I have created a model of bags of skittles largely based on the documentation for the Dirichlet Multinomial:
seeds = [1616, 3232, 6464, 1985]
colours = ["red", "orange", "yellow", "green", "purple"]
bags = ["skittles"]
coords = {"colour": colours, "bag": bags}
k = len(colours)
n = len(bags)
observed_by_size = {}
simulated_observed = [[int(3 + np.random.rand()*14) for i in range(5)] for j in range(1000)]

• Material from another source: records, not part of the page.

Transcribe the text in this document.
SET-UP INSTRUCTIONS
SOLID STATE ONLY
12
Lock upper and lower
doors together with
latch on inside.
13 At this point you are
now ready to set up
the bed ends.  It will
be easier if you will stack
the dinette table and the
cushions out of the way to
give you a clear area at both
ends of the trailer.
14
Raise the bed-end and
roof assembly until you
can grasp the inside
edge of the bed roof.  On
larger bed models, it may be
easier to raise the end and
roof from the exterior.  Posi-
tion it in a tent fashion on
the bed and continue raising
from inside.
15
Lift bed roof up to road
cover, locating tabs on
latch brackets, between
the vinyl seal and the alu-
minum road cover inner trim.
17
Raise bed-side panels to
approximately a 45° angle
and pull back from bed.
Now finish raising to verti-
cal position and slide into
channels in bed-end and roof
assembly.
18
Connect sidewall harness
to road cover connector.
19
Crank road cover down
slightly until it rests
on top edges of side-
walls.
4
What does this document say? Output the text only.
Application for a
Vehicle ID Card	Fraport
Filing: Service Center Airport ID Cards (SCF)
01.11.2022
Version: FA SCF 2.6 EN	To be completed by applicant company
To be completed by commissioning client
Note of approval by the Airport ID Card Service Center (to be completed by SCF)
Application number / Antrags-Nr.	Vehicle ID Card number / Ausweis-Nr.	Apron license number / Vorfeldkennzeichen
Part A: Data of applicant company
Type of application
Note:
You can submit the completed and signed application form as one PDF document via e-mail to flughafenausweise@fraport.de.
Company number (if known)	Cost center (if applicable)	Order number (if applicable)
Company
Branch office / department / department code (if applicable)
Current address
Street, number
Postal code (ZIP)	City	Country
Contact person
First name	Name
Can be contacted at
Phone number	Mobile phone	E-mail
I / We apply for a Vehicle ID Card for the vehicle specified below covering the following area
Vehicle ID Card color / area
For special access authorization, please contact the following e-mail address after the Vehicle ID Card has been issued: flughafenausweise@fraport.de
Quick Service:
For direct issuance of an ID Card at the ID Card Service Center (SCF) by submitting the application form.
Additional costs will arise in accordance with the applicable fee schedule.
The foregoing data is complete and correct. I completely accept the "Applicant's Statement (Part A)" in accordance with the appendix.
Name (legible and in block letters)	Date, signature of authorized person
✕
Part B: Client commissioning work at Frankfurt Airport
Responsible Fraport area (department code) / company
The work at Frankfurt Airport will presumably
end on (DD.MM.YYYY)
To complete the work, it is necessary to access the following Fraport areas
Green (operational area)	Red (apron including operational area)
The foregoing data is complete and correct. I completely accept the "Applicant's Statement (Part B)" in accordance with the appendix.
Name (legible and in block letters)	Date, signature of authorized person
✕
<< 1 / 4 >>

for sample in simulated_observed:
n = sum(sample)
if n in observed_by_size:
observed_by_size[n].append(sample)
else:
observed_by_size[n] = [sample]
skittles_model = pm.Model(coords=coords)
with skittles_model:
num_skittles_prior = pm.Gamma("num_skittles_prior", alpha=45, beta=1)

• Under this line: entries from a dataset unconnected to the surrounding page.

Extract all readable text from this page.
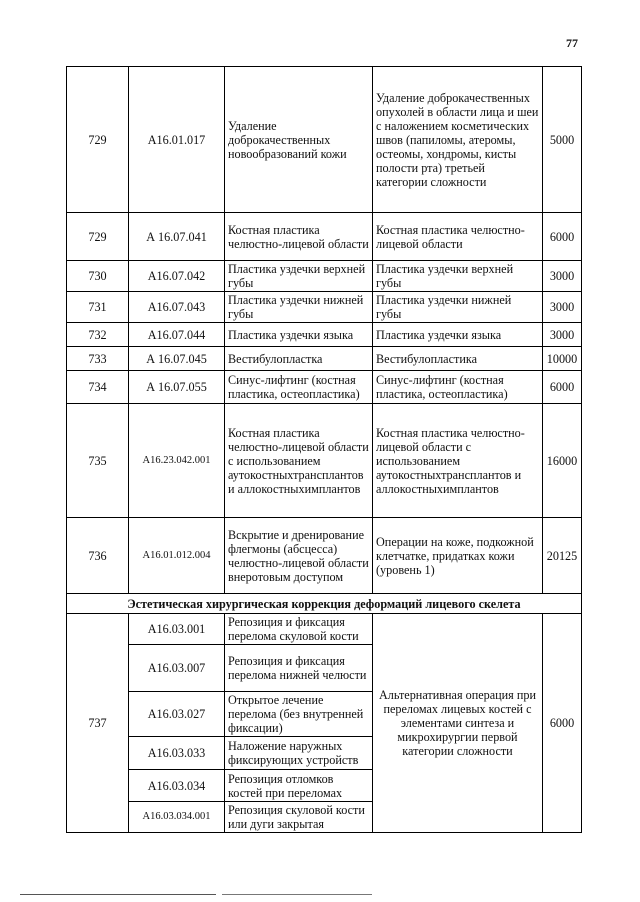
77
729	A16.01.017	Удаление доброкачественных новообразований кожи	Удаление доброкачественных опухолей в области лица и шеи с наложением косметических швов (папиломы, атеромы, остеомы, хондромы, кисты полости рта) третьей категории сложности	5000
729	А 16.07.041	Костная пластика челюстно-лицевой области	Костная пластика челюстно-лицевой области	6000
730	А16.07.042	Пластика уздечки верхней губы	Пластика уздечки верхней губы	3000
731	А16.07.043	Пластика уздечки нижней губы	Пластика уздечки нижней губы	3000
732	А16.07.044	Пластика уздечки языка	Пластика уздечки языка	3000
733	А 16.07.045	Вестибулопластка	Вестибулопластика	10000
734	А 16.07.055	Синус-лифтинг (костная пластика, остеопластика)	Синус-лифтинг (костная пластика, остеопластика)	6000
735	А16.23.042.001	Костная пластика челюстно-лицевой области с использованием аутокостныхтрансплантов и аллокостныхимплантов	Костная пластика челюстно-лицевой области с использованием аутокостныхтрансплантов и аллокостныхимплантов	16000
736	А16.01.012.004	Вскрытие и дренирование флегмоны (абсцесса) челюстно-лицевой области внеротовым доступом	Операции на коже, подкожной клетчатке, придатках кожи (уровень 1)	20125
Эстетическая хирургическая коррекция деформаций лицевого скелета				
737	А16.03.001	Репозиция и фиксация перелома скуловой кости	Альтернативная операция при переломах лицевых костей с элементами синтеза и микрохирургии первой категории сложности	6000
	А16.03.007	Репозиция и фиксация перелома нижней челюсти		
	А16.03.027	Открытое лечение перелома (без внутренней фиксации)		
	А16.03.033	Наложение наружных фиксирующих устройств		
	А16.03.034	Репозиция отломков костей при переломах		
	А16.03.034.001	Репозиция скуловой кости или дуги закрытая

num_skittles = pm.Poisson("num_skittles", mu=num_skittles_prior)
frac = pm.Dirichlet("frac", a=np.ones(k), dims="colour")
conc = pm.Lognormal("conc", mu=1, sigma=1)
bag_of_skittles = pm.DirichletMultinomial(
"bag_of_skittles",
n=num_skittles,
a=frac * conc,
observed=observed_by_size.get(num_skittles, None),
dims=("bag", "colour")
)
pm.model_to_graphviz(skittles_model)
But when I sample from this model:
with skittles_model:
idata = pm.sample(draws=1000, cores=4, random_seed=seeds)
I do not get the expected result in two ways. First, the num_skittles variable never varies. It stays stuck on 44. Second, all four chains produce identical results despite passing in four different numbers for the random seed. When I sample from just the prior it behaves as expected.
Can anyone explain to me where I’ve gone wrong here?